Pheromone Communication in Animals

Pheromones play an influential role in in bees. Workers that have been in a queen’s court and palpated her with their antennae have an increased tendency to make reciprocated antennal contact with other workers but it is these other workers that seem mostly to initiate the contact, suggesting that they can detect the presence of an attractant (presumably the queen pheromone) on the antennae of workers from the court and also perhaps on other parts of their bodies to which it has been transferred by personal grooming.

Indeed, experiments showed that workers were stimulated to make antennal contact with the excised heads alone of bees from a queen’s court, indicating that the presence of queen’s pheromone on the antennae, irrespective of the bee’s behaviour, is of prime importance. The longer a bee has been in the court, the greater the frequency with which it attracts and is inspected by other workers. The first workers contacted by those leaving the court also have an increased tendency to make reciprocated antennal contacts. Learn more about pheromones at

On leaving a court bees range widely throughout the brood area of a colony, frequently contacting other workers. Probably direct contact with the queen stimulates them to greater activity (page 61). However, it is possible that the more active workers are likely to respond to the presence of a nearby queen and enter her court, so that the presence of workers in the court is a consequence of their greater activity and not its cause; information is needed on the activity of bees prior to entering a court. Within about ten minutes of leaving the queen’s court the workers’ behaviour and attractiveness returns to that of workers outside the queen’s pheromones according to

How Pheromones Affect Animals

Pheromones play an important role in animal communication. Only about one bee in the court is licking the queen to every twelve examining her with their antennae. Relatively fewer workers lick their queen when she is laying eggs and none when she is moving over the comb (Free et al., 19873). For example:

Behaviour of queen Number of workers Number of workers licking queen palpating queen Stationary 0.9 9.8 Laying 0.5 7.3 Moving 0 5.2 mm.

Instead it seems that queen pheromones are transferred from the queen to workers in her court, and presumably from them to other bees, by physical contact and recognized by chemoperception. Velthuis (1972) showed that a worker that had been confined with a queen was attractive to a small queenless group of workers which treated her as a ‘substitute queen’, probably because of the queen pheromone adhering to her body.

During transfer of food, the antennae of donor and recipient are continually in motion and often touch each other. Whereas this Contact is essential for food transfer to occur (Free, 1956) workers also frequently make antennal contact without accompanying food transfer, and strong circumstantial evidence has accumulated (Free, 1978; Seeley, 1979; Ferguson and Free, 1980; Juska et al., 1981) which indicates that workers in a queen’s court obtain queen pheromone on their antennae, and that queen pheromone is distributed through the colony during antennal contact between workers.

Pheromones have an immediate influence (Fig. 2.1); this is probably because the effects of the stimulation they had received from the queen and the amount of queen pheromone on their antennae has diminished. Check out pheromones at 
Presumably most loss of queen pheromone from the worker’s antennae is by volatilization, but we cannot be sure until we have identified the components involved. Continuous air turmoil caused by the movement of thousands of bees in the brood area of a honeybee colony must aid volatilization and dispersal of a pheromone and lead to the need for its pheromone spray.

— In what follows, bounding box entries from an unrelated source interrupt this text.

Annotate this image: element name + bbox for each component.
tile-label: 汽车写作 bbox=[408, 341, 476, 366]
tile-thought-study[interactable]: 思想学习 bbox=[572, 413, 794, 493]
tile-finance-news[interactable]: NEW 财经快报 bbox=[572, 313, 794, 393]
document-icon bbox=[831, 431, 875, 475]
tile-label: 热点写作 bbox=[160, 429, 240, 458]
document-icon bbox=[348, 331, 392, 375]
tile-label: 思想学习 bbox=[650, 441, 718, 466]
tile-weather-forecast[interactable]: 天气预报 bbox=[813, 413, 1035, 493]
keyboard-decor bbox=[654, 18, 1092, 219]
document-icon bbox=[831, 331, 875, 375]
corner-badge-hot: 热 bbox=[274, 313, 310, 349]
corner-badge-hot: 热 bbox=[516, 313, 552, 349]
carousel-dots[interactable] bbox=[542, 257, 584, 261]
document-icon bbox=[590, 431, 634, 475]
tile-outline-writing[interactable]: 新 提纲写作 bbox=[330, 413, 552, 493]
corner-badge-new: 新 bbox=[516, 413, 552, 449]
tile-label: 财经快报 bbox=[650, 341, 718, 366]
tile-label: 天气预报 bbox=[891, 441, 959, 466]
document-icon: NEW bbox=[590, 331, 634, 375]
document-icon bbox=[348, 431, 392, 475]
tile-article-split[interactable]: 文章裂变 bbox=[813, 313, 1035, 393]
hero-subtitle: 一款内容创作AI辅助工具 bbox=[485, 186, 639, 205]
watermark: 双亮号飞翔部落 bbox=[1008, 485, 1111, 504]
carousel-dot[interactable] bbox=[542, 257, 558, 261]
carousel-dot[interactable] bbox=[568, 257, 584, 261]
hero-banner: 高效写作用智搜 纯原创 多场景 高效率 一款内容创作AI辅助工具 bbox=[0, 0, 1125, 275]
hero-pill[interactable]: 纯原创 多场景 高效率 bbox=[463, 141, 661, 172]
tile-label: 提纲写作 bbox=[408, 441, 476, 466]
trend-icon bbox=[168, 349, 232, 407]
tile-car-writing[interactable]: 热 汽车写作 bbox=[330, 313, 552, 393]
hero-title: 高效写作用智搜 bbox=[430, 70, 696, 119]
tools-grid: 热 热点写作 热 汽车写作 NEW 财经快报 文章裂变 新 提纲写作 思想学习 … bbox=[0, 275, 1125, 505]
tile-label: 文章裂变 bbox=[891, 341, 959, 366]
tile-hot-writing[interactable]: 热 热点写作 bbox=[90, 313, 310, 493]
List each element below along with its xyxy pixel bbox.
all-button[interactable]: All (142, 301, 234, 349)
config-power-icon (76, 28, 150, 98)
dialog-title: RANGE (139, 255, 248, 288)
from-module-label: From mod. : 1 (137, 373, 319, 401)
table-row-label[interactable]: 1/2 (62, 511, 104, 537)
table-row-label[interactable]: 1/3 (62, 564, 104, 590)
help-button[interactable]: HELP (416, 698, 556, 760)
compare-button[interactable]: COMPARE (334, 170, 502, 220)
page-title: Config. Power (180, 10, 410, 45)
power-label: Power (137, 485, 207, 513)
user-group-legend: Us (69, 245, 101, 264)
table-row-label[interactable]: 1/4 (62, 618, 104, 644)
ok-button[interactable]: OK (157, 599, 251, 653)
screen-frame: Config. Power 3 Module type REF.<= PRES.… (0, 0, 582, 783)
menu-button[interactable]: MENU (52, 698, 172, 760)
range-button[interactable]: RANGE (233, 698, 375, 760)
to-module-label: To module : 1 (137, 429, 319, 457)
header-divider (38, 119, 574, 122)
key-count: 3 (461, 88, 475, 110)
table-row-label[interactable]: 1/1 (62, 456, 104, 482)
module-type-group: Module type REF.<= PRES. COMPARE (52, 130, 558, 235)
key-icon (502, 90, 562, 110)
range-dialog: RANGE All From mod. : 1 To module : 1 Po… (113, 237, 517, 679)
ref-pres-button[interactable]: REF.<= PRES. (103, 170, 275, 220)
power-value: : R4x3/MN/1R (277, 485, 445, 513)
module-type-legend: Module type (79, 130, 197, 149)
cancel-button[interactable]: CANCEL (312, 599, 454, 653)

Figure 2.1 Number of reciprocated antennal contacts made with other workers during a ten-minute period by workers immediately after leaving the queen’s court and by control workers not near the queen (after Ferguson and Free, 1980).

The most important tip for that last 10% of mastering pheromones is that there are no rules. The more you break the rules that are not there the better it’s going to be. Be as surprising and creative as you can be. Be like you are 5 years old. 5 year olds are full of energy, all over the place, you don’t know what to expect from them, where they’re going to be 5 minutes from now. They’re absolutely fascinated with whatever they’re doing.